“The traveler sees what he sees. The tripper (tourist) sees what he has come to see.” This quote from G.K. Chesterton’s Autobiography takes on new meaning when it comes to travel, photography and Instagram.
Choose any popular spot around the world and it is mind boggling how many people are there to not just see, but photograph a particular landmark or site. All well and good, except they do so in pretty much the same manner. They come mostly to get their own Instagram shot, to claim membership in that club and to check off that experience.
That’s not a bad way to travel.
But it may not be the best way to travel. While you may have the bragging rights of capturing “the” shot, you’re likely missing so much more. In fact, you may be missing out on the best part of the place —or your trip.
Today I begin an ongoing series called, “Look the Other Way.” In it, we’ll explore numerous possibilities to do just that, to look the other way. That may mean looking up, down, from a different viewpoint, behind you or just from a different mental perspective. Today, let’s start with a rather obvious aspect: Look around.
I recently returned from Iceland (and several other Scandinavian countries). One iconic image you see of that windswept isle is of this lone church, black in color (because its wood is coated in tar for weather protection) and usually shot with the coast or nearby mountains as the backdrop. Pretty much like the shot above only, because it was a bright, sunny morning, the black is looking a little faded here.
You see it in all seasons, day and night, with or without people, but with only one exception, it’s a similar shot of just the church itself.
This lemming-like phenomenon isn’t limited to Instagram. On virtually every travel blog or site I went to before visiting Iceland, I saw the same image. Here’s what a search on Google using the Images filter reveals:
Lest you think the results are limited because my search term was Budir Black Church, an expanded search to just “Budir Iceland” resulted in pretty much the same results with a few shots of the nearby hotel added.
Using images to plan your trip
I tend to plan trips visually, reading about places that sound interesting first, then doing image searches or using Google Earth to provide a fuller sense of what the place is like. Google Earth works well for understanding what’s around the site but it isn’t the best for capturing the beauty of it. Here’s what I mean with this destination shown in Google Earth:
Thus, based on the cursory search I did for the Budir Black Church, I assumed there’d be a small isolated church worth maybe a five to ten minute stop since it was on our way.
But look what happens when you look the other way, in this case looking around the area.
There’s always more to see
First, I realized there’s a cemetery next to the church. I didn’t know that before.

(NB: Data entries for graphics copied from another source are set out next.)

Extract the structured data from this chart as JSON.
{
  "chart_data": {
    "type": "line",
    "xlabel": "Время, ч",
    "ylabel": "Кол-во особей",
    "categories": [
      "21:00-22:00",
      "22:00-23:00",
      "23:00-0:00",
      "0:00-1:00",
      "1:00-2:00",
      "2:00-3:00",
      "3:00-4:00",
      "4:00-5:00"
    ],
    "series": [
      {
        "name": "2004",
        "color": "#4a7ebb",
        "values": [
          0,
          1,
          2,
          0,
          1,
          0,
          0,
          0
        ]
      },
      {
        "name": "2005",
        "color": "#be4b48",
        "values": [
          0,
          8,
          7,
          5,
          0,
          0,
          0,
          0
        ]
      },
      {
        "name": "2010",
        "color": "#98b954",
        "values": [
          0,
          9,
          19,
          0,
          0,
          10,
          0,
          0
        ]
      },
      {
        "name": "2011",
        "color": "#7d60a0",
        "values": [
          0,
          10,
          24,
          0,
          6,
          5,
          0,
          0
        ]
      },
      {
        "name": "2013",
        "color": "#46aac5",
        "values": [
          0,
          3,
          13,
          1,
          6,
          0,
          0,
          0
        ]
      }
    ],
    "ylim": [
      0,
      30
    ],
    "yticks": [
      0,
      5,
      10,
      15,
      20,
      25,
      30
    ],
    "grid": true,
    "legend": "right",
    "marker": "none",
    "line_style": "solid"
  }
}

Second, I had no idea there were these beautiful moss-covered tiny hills and valleys around the church that you can explore.
Third, I never realized that right next door to the “isolated” church is a lovely hotel.
Fourth, the setting is as impressive as the church. The beaches, the water and the mossy volcanic landscape around the church and beyond the hotel make for a gorgeous environment you can wander. The conical and other mountains in the background make for a nice backdrop as well.
Fifth, while many of the photos I’ve seen of Iceland show some lovely scenes, photographs cannot capture how beautiful many of the places are. The scenes just don’t translate well because the Icelandic experience is about being out in the vast natural environment there. You can’t capture in an image how the sun (rather rare), wind, scent of the sea, the intricate details of moss and small flowers and the expansive landscape all around you merge.
Why some images show up more often
For example, in the above photo, the scene itself when I was there was brilliant. It was a wonder to just wander amidst the grass, rocks, moss and sea. But honestly, I think it’s a rather boring photo because there’s no real subject, just the expanse.
Compare it to the following:
I love this image because while it captures the rocks, grass and beach, it has a focal point on the hotel and distant church.
This lack of subjects to ground your photos explains in part why most people take the same shots of the same places in Iceland. Iconic subjects are simply fewer and farther between there.
It helped, in my case, to have a drone to get some of these shots from above. That added a level of interest you might not behold at ground level.
A great photographer, however, can find a worthy subject anywhere, particularly when the right light and weather work together to make even an open expanse of field and distant mountains appear magical. But on a dull rainy day or a bright sunny one with no clouds like what we experienced, most of us need some subject to stand out in our photos. Hence the church or a handful or other iconic shots you see so often.
Don’t settle for what others have seen
That may explain why you only see the church in photos of Budir. But hopefully the above images reveal that there is so much more there in Budir than than just the church, both to photograph and most of all, to experience.
In any location, when you look the other way, looking beyond the iconic sight to what lies behind or on the other side of the popular subject, you discover an entire world that may be more wondrous than the one you came to see.